(related to Problem: The Grand Tour)
The first thing to do in trying to solve a puzzle like this is to attempt to simplify it. If you look at Fig. $1,$ you will see that it is a simplified version of the map. Imagine the circular towns to be buttons and the railways to be connecting strings. (See solution to The Four Frogs) Then, it will be seen, we have simply "straightened out" the previous diagram without affecting the conditions. Now we can further simplify by converting Fig. $1$ into Fig. $2,$ which is a portion of a chessboard. Here the directions of the railways will resemble the moves of a rook in chess — that is, we may move in any direction parallel to the sides of the diagram, but not diagonally. Therefore the first town (or square) visited must be a black one; the second must be a white; the third must be a black; and so on. Every odd square visited will thus be black and every even one white. Now, we have $23$ squares to visit (an odd number), so the last square visited must be black. But $Z$ happens to be white, so the puzzle would seem to be impossible of solution.

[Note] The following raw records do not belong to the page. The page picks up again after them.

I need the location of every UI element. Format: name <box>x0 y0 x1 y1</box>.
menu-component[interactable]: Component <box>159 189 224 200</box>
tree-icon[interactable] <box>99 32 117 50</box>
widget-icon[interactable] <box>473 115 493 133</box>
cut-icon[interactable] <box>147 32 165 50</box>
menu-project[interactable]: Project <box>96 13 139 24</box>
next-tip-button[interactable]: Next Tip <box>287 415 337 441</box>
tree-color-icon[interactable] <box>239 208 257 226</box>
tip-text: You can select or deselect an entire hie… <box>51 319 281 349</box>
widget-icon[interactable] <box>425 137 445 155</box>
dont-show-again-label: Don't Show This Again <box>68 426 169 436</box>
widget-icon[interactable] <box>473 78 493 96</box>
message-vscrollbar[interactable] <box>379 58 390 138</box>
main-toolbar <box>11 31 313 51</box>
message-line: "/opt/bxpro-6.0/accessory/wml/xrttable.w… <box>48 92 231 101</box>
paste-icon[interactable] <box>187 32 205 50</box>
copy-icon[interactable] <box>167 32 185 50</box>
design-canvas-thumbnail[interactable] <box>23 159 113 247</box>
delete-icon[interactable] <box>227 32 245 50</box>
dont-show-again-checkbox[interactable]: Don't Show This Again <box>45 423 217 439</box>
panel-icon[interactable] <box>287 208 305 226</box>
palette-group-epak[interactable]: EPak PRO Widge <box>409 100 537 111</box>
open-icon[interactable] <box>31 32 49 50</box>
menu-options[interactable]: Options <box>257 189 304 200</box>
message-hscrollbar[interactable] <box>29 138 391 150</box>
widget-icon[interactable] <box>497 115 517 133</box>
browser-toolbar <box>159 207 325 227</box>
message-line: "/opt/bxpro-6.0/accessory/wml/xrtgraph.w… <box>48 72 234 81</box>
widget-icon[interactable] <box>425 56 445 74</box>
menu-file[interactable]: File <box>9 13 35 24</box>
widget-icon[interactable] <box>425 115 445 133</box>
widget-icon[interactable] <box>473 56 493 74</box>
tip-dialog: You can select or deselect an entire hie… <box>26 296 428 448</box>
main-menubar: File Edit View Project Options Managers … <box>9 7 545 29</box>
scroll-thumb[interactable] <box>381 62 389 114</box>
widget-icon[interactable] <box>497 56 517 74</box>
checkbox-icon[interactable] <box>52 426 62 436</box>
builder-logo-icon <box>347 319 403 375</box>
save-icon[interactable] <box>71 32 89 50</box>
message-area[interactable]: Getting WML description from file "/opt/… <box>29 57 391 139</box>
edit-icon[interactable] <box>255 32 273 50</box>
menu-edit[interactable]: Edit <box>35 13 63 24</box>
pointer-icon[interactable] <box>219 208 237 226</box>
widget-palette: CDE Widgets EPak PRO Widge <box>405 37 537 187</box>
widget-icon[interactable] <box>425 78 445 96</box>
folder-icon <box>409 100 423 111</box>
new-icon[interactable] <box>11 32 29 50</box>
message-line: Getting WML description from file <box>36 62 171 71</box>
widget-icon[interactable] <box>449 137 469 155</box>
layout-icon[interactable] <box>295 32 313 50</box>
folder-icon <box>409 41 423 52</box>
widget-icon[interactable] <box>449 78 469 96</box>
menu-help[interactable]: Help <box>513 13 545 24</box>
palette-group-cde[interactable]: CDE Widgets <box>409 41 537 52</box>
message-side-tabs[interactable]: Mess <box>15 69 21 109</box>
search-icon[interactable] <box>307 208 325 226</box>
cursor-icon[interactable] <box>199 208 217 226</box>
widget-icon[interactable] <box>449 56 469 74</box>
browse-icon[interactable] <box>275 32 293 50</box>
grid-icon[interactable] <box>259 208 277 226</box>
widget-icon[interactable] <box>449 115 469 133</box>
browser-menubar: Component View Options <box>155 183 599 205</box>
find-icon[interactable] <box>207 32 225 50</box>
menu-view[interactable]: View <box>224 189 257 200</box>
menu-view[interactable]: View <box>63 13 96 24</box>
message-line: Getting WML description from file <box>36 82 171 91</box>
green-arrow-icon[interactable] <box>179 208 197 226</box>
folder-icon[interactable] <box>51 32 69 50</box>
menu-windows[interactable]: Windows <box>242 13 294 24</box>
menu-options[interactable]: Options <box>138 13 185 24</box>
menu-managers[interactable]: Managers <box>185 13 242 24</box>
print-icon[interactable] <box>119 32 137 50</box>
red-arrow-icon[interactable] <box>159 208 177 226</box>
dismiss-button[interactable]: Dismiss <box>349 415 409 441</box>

As we were told that the man "succeeded" in carrying put his plan, we must try to find some loophole in the conditions. He was to "enter every town once and only once," and we find no prohibition against his entering once the town $A$ after leaving it, especially as he has never left it since he was born, and would thus be "entering" it for the first time in his life. But he must return at once from the first town he visits, and then he will have only $22$ towns to visit, and as $22$ is an even number, there is no reason why he should not end on the white square $Z.$ A possible route for him is indicated by the dotted line from $A$ to $Z.$ This route is repeated by the dark lines in Fig. $1,$ and the reader will now have no difficulty in applying; it to the original map. We have thus proved that the puzzle can only be solved by a return to $A$ immediately after leaving it.